Ray Curran and Dan Spada Are Volunteers of the Year
The Adirondack Land Trust recognized two scientists as 2021 Volunteers of the Year for their work to engage people in conservation through natural history.
Friends Ray Curran and Dan Spada are volunteers together in many endeavors, including the Northern Forest Atlas, Adirondack Botanical Society, Adirondack Orchid Survey, New York Flora Association, Northern Current music festival, and the Adirondack Land Trust.
Both were introduced to the Adirondacks as students at SUNY College of Environmental Science and Forestry, where they studied plant ecology and bryology with educator and conservationist Dr. Edwin H. Ketchledge. Later Dan and Ray worked together as scientists and leaders of the Adirondack Park Agency natural resource technical division. Ray retired in 2004 after 34 years of state service; Dan followed in 2012 after 28 years.
For many years, but especially during the Covid pandemic, Ray and Dan helped the Adirondack Land Trust scout, plan and lead natural-history field trips to get people excited about conservation through knowledge of the Adirondack landscape.

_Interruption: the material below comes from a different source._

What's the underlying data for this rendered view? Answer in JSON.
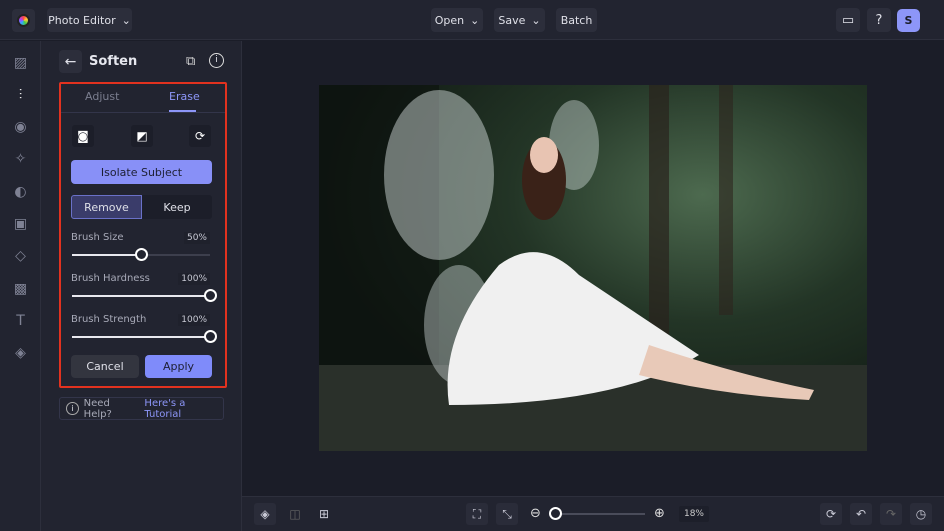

“To me it is so very important to connect people with ‘the place,’ to ensure long-lasting conservation and preservation,” Ray said. “I like to lend my technical knowledge to help people of all skill levels understand and appreciate nature in all its complexity and beauty. It’s very enjoyable for me and keeps my knowledge up to date, my mind and body young, as I interpret for others.”

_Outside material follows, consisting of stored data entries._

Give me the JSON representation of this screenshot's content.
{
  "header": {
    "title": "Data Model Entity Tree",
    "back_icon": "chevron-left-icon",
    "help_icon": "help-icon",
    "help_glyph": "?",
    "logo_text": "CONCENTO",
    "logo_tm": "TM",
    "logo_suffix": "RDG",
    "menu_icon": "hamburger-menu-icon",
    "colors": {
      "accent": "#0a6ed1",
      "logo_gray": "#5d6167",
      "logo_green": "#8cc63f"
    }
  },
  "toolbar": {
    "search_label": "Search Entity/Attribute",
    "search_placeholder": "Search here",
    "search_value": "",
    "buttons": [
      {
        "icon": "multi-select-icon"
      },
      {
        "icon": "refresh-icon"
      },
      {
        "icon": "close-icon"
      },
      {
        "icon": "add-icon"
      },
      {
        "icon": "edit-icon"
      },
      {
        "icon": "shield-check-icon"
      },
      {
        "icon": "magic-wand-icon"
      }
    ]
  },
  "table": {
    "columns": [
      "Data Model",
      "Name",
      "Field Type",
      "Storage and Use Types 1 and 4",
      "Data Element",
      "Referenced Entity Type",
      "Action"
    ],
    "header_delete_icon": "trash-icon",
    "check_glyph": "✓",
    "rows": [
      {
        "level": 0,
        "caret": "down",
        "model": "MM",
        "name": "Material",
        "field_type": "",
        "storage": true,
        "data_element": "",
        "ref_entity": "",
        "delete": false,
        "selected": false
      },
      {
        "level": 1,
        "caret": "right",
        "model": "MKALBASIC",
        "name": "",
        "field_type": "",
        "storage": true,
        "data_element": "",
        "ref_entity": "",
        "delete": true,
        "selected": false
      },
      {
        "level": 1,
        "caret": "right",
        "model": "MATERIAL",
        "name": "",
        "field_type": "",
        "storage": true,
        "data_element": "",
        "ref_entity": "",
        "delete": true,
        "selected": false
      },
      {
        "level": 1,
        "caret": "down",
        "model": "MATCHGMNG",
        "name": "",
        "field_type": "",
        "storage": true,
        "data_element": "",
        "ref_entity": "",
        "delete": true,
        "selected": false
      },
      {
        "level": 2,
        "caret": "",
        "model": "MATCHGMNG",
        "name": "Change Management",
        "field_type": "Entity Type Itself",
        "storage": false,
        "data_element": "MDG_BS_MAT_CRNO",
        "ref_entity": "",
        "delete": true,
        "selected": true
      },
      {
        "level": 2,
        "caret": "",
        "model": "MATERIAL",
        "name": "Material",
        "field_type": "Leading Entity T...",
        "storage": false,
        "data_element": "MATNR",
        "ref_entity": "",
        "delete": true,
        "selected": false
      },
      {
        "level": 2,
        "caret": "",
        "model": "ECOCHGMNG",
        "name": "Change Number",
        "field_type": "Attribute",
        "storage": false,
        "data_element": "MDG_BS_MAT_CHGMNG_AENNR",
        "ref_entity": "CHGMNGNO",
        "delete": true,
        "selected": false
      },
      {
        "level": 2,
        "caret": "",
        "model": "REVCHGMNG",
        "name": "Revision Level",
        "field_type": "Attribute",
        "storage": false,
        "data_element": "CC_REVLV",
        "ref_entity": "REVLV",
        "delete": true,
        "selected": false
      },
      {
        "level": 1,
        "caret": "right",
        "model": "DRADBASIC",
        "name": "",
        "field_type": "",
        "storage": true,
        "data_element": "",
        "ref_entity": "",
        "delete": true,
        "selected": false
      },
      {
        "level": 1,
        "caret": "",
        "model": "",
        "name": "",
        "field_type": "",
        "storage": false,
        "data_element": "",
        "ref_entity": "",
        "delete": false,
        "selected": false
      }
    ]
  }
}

“We all develop skills throughout life; sharing them with others is socially important and personally and professionally satisfying,” Dan said. “Learning about the natural history of the land is an endlessly fascinating quest for understanding of the natural systems within which we are embedded.”
Ray and Dan have also helped land trust staff better understand the places they protect and consider management options. With the Adirondack Botanical Society, they located a candidate for state champion white spruce on a land trust property in the town of Jay. The record has been submitted to New York State’s Big Tree Register.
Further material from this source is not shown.